Plymouth und Wakefield – beide Städte haben für „Leave“ gestimmt – beide Kommunen haben das Gefühl für Gemeinsinn verloren. Aber für viele BürgerInnen in diesem alles andere als Vereinigten Königreich bedeutete das Brexit-Referendum: Sie konnten sich erstmals sicher sein, dass ihre Stimme wirklich zählt. Die Menschen haben aus unterschiedlichen Motiven für „Leave“ gestimmt. Der Politikwissenschaftler Will Davies formulierte es in einem Essay: „Der Vorteil der ‚Leave‘-Fraktion war, dass sie nicht konkret benennen musste, was da genau verlassen wird.“ Großbritannien war es möglich, seine Mythen zu konservieren, weil es nie gezwungen war, seine Geschichte zu hinterfragen.

taz am wochenende vom 23./24. März

Dieser Text stammt aus der taz am wochenende. Immer ab Samstag am Kiosk, im eKiosk oder gleich im praktischen Wochenendabo. Und rund um die Uhr bei Facebook und Twitter.

Zwei Mythen sind besonders beliebt: Großbritannien genießt erstens nach wie vor großes Ansehen auf der Welt. Selbst die Völker, die wir erobert haben, respektieren uns für die Tatsache, dass wir ihnen die Eisenbahn und das Cricketspiel gebracht haben. Zweitens: Unser Erfolg ist verdient, denn er resultiert aus harter Arbeit und Erfindergeist und nicht aus den Rohstoffen und dem Reichtum, den wir den Kolonien abgepresst haben (oder den Gütern, die sie uns zwangsweise abkaufen mussten).

Weil die Kolonialverbrechen der Briten nie aufgearbeitet wurden, hält sich die Mär von der heilbringenden Kolonialmacht Großbritannien. Wie Sklaverei und Empire mit dem Status Großbritanniens zusammenhängen, das gehört bis heute nicht zur nationalen Geschichtsauffassung. Um den Brexit zu verstehen, sollte man Rudyard Kipling lesen. Das Werk des Kolo­nialschriftstellers ist durchtränkt von der Angst vor marodierenden Horden, auf die auch der eingangs erwähnte Flyer zielt.

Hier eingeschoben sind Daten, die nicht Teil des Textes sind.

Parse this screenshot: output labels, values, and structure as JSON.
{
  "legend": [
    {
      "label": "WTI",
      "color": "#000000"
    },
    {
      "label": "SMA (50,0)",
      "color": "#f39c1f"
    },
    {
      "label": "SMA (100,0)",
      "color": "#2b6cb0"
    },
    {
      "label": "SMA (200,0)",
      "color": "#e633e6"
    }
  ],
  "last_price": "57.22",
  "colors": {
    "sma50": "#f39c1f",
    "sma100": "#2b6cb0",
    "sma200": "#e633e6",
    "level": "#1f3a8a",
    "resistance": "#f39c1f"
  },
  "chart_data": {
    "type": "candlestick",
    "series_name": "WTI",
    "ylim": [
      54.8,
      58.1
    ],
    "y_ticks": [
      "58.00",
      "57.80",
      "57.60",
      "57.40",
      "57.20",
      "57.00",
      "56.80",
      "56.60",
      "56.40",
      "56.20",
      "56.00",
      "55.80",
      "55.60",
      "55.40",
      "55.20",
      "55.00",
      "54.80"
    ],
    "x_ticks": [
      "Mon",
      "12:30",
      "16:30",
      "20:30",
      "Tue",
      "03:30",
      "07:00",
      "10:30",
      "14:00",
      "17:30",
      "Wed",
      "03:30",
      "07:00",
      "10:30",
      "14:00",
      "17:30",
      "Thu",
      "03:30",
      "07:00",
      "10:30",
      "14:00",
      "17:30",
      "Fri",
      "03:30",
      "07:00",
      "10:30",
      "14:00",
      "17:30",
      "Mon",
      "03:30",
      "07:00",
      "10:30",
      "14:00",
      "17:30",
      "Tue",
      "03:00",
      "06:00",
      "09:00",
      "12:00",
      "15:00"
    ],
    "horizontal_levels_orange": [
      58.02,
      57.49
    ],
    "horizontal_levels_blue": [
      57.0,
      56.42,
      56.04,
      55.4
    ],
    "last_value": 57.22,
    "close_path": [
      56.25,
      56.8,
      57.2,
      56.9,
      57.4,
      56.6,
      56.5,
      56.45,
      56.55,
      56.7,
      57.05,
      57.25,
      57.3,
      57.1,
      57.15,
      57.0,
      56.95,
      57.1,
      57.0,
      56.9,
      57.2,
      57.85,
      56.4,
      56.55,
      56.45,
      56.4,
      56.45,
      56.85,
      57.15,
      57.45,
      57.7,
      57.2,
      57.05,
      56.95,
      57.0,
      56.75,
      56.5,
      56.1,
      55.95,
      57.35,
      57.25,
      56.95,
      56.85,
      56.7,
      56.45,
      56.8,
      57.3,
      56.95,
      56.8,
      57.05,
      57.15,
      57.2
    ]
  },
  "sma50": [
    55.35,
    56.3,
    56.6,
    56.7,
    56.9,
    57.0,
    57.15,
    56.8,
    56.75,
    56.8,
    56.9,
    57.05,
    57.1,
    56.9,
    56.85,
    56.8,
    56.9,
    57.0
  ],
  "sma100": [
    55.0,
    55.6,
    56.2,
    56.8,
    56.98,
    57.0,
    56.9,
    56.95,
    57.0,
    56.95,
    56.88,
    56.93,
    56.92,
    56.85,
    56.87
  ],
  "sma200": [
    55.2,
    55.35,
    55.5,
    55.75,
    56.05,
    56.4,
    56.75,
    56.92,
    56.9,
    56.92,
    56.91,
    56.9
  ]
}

Irrtümliches Geschichtsbewusstsein

Vor dem Referendum wurden Versuche, die britische Geschichte differenziert zu erzählen, von der ultranationalistisch agierenden Konservativen Partei aufs Korn genommen. 2014 warf der damalige Bildungsminister und spätere „Leave“-Aktivist Michael Gove dem renommierten Historiker Richard J. Evans vor, unpatriotisch zu sein, und behauptete: „Linke Geschichtsschreibung will Großbritannien und seine Führer kleinreden. Trotz der Fehler ist die Rolle Großbritanniens in der Welt geprägt von Noblesse und Mut.“

Gove verteidigt den gerechtfertigten Kriegseintritt der Engländer im Ersten Weltkrieg auf seine Weise: „Der skrupellose Sozialdarwinismus der deutschen Eliten, die gnadenlose Besatzungspolitik, ihre aggressiven expansionistischen Kriegsziele und ihre Verachtung jeglicher internationaler Ordnung“ mussten zurückgeschlagen werden. Das ist zweifelsohne richtig. Nur hat sich auch Großbritannien dieser Vergehen schuldig gemacht – allerdings über einen sehr viel längeren Zeitraum. Gove will sich dies nicht eingestehen. Er geht sogar noch weiter. „Je genauer wir jeden einzelnen Aspekt des [Ersten] Weltkriegs beleuchten, desto mehr Grund haben wir, uns bei unseren Vorfahren zu bedanken.“

Zur Zeit des Referendums gab es zahlreiche sentimentale Gedenkveranstaltungen zum Ersten Weltkrieg. Es ist diese geschichtsrevisionistische Stimmungslage, in der für den Brexit gestimmt wurde. Die Wahrnehmung der jüngeren britischen Geschichte als ein fortdauernder Kampf gegen die Deutschen wurde von vielen „Leave“-Anhängern als Grund für ihre EU-Ablehnung genannt.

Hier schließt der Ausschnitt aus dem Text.